Public transportation is, in and of itself, unsafe. You’re exposed to a lot of people in a crowded space, so it goes without saying that you need to stay alert, hold on to your belongings and watch out for suspicious activity. But lately, I have found myself keeping an eye out for just about everyone.
With the significant rise in random, unprovoked, violent and sometimes fatal attacks within the Toronto transit system, it's no wonder that I've been increasingly on edge.
I used to put my noise cancelling headphones on to calm my anxiety of travelling on public transit but now I have to keep listening for threats of violence or raised voices. I have to be vigilant so I don't get randomly assaulted, stabbed, set on fire or pushed onto the tracks. All of which has actually happened to other random, innocent individuals much like myself.
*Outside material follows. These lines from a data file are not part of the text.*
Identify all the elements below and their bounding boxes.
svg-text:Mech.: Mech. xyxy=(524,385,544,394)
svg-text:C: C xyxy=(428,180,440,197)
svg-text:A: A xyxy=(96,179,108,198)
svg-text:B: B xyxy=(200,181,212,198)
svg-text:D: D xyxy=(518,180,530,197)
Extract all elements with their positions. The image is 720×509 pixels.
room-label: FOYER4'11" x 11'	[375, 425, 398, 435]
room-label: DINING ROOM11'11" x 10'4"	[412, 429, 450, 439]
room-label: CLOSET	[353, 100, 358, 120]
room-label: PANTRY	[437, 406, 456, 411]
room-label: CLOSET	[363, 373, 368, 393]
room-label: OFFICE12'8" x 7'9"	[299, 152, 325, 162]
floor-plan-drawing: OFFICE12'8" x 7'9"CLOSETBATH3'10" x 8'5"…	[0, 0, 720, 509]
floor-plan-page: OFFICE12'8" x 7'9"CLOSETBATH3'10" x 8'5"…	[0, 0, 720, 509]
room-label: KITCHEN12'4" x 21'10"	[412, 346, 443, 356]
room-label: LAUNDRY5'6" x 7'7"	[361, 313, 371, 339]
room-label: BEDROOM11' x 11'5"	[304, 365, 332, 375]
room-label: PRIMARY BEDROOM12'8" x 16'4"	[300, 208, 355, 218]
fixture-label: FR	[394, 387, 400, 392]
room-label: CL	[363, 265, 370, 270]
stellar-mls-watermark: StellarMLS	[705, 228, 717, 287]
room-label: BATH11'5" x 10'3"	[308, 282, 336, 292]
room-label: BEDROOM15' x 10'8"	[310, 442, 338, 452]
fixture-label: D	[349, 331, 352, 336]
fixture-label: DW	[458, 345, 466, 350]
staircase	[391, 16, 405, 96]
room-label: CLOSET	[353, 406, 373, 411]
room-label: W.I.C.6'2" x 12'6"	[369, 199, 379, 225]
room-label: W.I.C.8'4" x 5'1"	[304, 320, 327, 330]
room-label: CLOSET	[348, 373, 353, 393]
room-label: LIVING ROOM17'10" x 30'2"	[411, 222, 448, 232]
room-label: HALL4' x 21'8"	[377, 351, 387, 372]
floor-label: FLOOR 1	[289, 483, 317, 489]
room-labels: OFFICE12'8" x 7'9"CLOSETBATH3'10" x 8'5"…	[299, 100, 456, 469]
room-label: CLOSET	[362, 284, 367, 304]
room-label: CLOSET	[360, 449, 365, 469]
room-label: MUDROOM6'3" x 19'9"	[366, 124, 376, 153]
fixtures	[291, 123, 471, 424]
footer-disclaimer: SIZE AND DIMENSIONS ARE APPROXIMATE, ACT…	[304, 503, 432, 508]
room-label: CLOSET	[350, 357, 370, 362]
It's no coincidence that violence in the transit system has gone up as numerous shelters continue to be shut down. Watching homeless camps get demolished and seeing the last items of someone’s life be forcefully taken and thrown away keeps me wondering:
what results does the city expect?
Those without a home end up seeking shelter from the cold in transit stations as a last resort.
Instead of helping people in need, the city sees them as a problem that must be “removed” and “dealt with”. Dealing with this issue is not putting officers in the subway. Because what are these police officers going to do? Respond to violence with more violence?
I’m sure I’m not the only one that feels even more unsafe with the presence of officers in the subway. If I get assaulted (and I almost have been), the tackling and arresting of my attacker would actually traumatize me more. That wouldn’t better the situation and I know that many of those who resort to these violent and often senseless attacks are those that the system has failed to help. This is their cry for help that is more often than not, left unanswered.
I would much rather not be assaulted in the first place. I would rather know that the city is taking preventative measures because going to work or school shouldn’t feel like a roulette game. I am an at-risk female that lives alone, my life is unsafe as it is and I knew this when I was leaving my abusive family. I knew that seeking a better life on my own would be risky at times, but going to school shouldn’t be a risk. Staying in an abusive environment shouldn’t be the safer option. It’s scary to think that my life depends on a stranger’s ability to not act on their intrusive thoughts.
I hope these unprovoked attacks stop but more importantly, I hope that putting officers in the subway is not the only course of action that the city taking. I hope that the city will be able to see these attacks for what they truly are and give resources to those who need it most because only then will we all truly feel safer.